Der Auto-Bauer BMW hat Probleme. Im zweiten Quartal sank der Gewinn um 35 Prozent. Das sind 1,2 Milliarden Euro Gewinn nach Steuern. Der Umsatz fiel von 34 auf 31 Milliarden Euro. Vor allem in China verkauft BMW weniger Autos. Der Wettbewerb dort ist sehr hart.

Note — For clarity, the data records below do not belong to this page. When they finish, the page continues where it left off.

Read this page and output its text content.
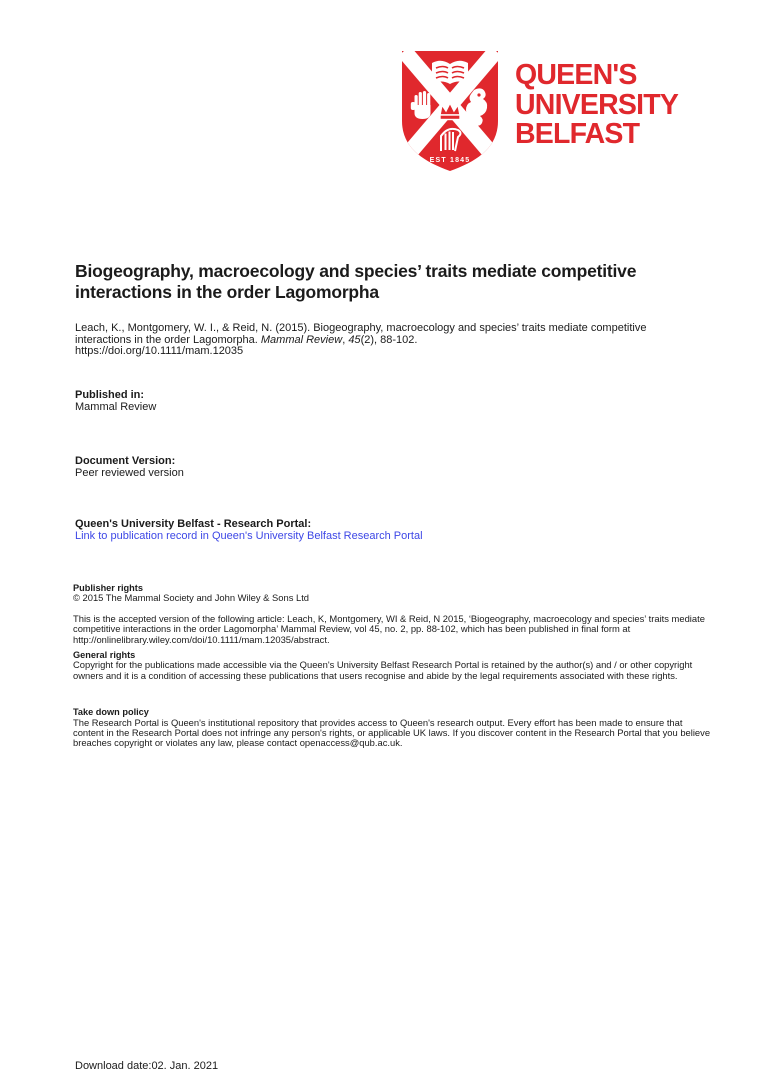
EST 1845
QUEEN'S
UNIVERSITY
BELFAST
Biogeography, macroecology and species’ traits mediate competitive interactions in the order Lagomorpha
Leach, K., Montgomery, W. I., & Reid, N. (2015). Biogeography, macroecology and species’ traits mediate competitive interactions in the order Lagomorpha. Mammal Review, 45(2), 88-102.
https://doi.org/10.1111/mam.12035
Published in:
Mammal Review
Document Version:
Peer reviewed version
Queen's University Belfast - Research Portal:
Link to publication record in Queen's University Belfast Research Portal
Publisher rights
© 2015 The Mammal Society and John Wiley & Sons Ltd
This is the accepted version of the following article: Leach, K, Montgomery, WI & Reid, N 2015, ‘Biogeography, macroecology and species’ traits mediate competitive interactions in the order Lagomorpha’ Mammal Review, vol 45, no. 2, pp. 88-102, which has been published in final form at http://onlinelibrary.wiley.com/doi/10.1111/mam.12035/abstract.
General rights
Copyright for the publications made accessible via the Queen's University Belfast Research Portal is retained by the author(s) and / or other copyright owners and it is a condition of accessing these publications that users recognise and abide by the legal requirements associated with these rights.
Take down policy
The Research Portal is Queen's institutional repository that provides access to Queen's research output. Every effort has been made to ensure that content in the Research Portal does not infringe any person's rights, or applicable UK laws. If you discover content in the Research Portal that you believe breaches copyright or violates any law, please contact openaccess@qub.ac.uk.
Download date:02. Jan. 2021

BMW möchte nun viel Geld sparen. Deshalb fallen weltweit 8.000 Arbeits-Plätze weg. Etwa die Hälfte davon betrifft Standorte in Deutschland. Betroffen sind vor allem die Verwaltung und die Entwicklung. Das Werk in Steyr in Österreich ist nicht betroffen.
Experten machen sich trotzdem Sorgen um Österreich. Die deutsche Industrie ist eng mit Österreich verbunden. Viele Firmen in Österreich liefern Teile an BMW. Wenn Deutschland weniger baut, leiden auch die Partner-Firmen. In Österreich könnten deshalb 10.000 Stellen in Gefahr sein.
Besonders die Metall-Branche und der Maschinen-Bau spüren die Krise. Die Kosten für Energie und Arbeit sind aktuell sehr hoch. Experten fordern Hilfe von der Politik. Sie hoffen auf mehr Wachstums-Raten für die Wirtschaft. Nur so können neue Jobs entstehen.